Improving delivery times by 50% to enhance service and margins (CS259)
Using analytics and supply chain expertise to optimize your supply chain and distribution network
This story is for executives who:
Need to rapidly enhance delivery times to maintain marketplace competitiveness and enable growth
Want to develop a new roadmap for a business model and optionality
Need to increase margins from inventory and network optimization
In an ecommerce environment in which customers expect online ordered goods to be delivered within a few days, the client, a high-end women’s fashion company, was experiencing an increase in demand and unable to fulfill those customer expectations on a regular, timely basis. Some customers experienced wait times of up to 9 days.

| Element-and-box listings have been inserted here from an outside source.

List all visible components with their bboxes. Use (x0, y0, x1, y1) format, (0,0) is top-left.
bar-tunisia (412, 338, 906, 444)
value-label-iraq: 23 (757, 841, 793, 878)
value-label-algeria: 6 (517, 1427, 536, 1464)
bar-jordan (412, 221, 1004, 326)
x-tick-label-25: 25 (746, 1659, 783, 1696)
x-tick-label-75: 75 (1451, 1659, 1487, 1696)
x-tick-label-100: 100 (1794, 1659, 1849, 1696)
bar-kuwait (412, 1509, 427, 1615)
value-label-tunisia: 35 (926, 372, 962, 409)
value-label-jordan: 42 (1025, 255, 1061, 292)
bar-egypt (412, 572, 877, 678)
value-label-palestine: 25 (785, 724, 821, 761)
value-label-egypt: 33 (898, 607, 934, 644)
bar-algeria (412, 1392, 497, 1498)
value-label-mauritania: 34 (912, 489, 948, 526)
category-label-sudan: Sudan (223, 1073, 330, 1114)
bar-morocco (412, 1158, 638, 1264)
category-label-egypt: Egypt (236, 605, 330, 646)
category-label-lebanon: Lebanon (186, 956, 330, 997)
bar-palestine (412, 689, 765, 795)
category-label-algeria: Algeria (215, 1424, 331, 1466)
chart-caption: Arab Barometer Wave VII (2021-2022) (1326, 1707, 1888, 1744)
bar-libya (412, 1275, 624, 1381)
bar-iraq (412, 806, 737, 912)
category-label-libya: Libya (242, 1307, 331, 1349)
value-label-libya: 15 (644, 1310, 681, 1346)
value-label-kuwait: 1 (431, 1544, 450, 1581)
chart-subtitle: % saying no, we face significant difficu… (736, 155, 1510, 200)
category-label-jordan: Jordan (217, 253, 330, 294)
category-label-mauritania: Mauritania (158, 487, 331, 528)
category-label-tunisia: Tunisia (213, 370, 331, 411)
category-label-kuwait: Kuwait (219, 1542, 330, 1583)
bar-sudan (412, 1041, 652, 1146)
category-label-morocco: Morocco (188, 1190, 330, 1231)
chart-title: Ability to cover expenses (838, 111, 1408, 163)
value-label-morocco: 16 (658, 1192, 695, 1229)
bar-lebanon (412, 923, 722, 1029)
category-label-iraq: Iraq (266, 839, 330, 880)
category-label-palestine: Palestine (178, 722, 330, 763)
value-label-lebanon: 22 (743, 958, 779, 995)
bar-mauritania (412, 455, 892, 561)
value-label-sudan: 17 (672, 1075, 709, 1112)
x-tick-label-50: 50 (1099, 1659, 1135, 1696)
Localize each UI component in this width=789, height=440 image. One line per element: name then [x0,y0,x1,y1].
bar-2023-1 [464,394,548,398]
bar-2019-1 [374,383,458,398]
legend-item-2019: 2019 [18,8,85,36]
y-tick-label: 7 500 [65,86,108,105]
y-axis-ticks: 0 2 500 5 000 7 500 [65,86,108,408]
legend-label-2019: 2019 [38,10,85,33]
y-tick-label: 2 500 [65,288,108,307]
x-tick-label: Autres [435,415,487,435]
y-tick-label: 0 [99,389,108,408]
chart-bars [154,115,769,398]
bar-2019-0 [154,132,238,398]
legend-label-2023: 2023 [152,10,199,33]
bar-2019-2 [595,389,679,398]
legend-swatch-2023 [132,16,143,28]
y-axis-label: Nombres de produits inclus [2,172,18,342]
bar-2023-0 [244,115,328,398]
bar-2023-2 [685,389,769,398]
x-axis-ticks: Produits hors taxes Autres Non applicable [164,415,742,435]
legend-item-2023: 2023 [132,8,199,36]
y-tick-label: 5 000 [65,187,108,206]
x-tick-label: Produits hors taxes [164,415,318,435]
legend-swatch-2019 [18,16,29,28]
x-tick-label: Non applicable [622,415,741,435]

Its parent company foresaw that within 3 years its high-end women’s fashion company could double in revenue, but only if the current structure of their distribution model was overhauled. To gain visibility and guidance of their supply chain and distribution strategy, they sought after Maine Pointe.
The client and its parent company had two primary goals:
- Define a strategy and execution plan to evolve the business delivery model from 6.5 to 3 days.
- Define a 3Pl provider who could grow with the client, execute and maintain a sustainable distribution model. This model would execute the customer delivery promise (3 days) and could grow to support a 100% increase in revenue achievable growth in 3 years.
Swift delivery is one of the pillars of a great customer experience. The client saw customers cancelling orders or moving onto other stores when they realized their clothing, in many cases, would take more than a week to arrive. This was a huge hit to the customer experience and satisfaction.
By applying data to every step, Maine Pointe showed the client where its current model was slacking, how much they could save, and how they could pave the way for a happier customer in the long term.
While most successful companies understand the importance of optionality of distribution and supply, some don’t implement the strategy until a crisis hits. At its core, ‘optionality’ is a strategy that better prepares you for changes in the future.
The client relied heavily on a distribution center on the West Coast, while leveraging its 31 store locations nationwide as pseudo-warehouses. Approximately 20% of the client’s online sales were shipped from its stores. If a customer from the East Coast ordered online and a nearby store location didn’t stock the item, then it would have to be shipped from the West Coast, which on average took 6.5 days.
In using its analysis and distribution model software Maine Pointe was able to:
- Create 42% savings on inbound freight
- Create an optimal warehouse and distribution network for now and 3 years into the future
- Achieve a 3-day lead time
- Optimize the inventory strategy
Maine Pointe helped the client achieve the following:
- Reduced delivery times by 50% (from 6.5 days to 3)
- Implemented a delivery model that will deliver products in 1-2 days
- Drove 42% savings on inbound freight
- Developed a roadmap to achieve a 4% margin increase, year to year
- We shifted the format from dual inventories to singular inventory which allowed better service for e-comm customers
- Delivered project ROI of 7 to 1
Lessons learned for other executives
- Optimizing your distribution network and new distribution models can lower inbound freight cost
- When you dive deep into data you can apply new models to enhance delivery time and margin
- Taking a holistic approach can help drive value to your business environment
- It’s imperative to have visibility and insights across your network if you’re going to optimize distribution.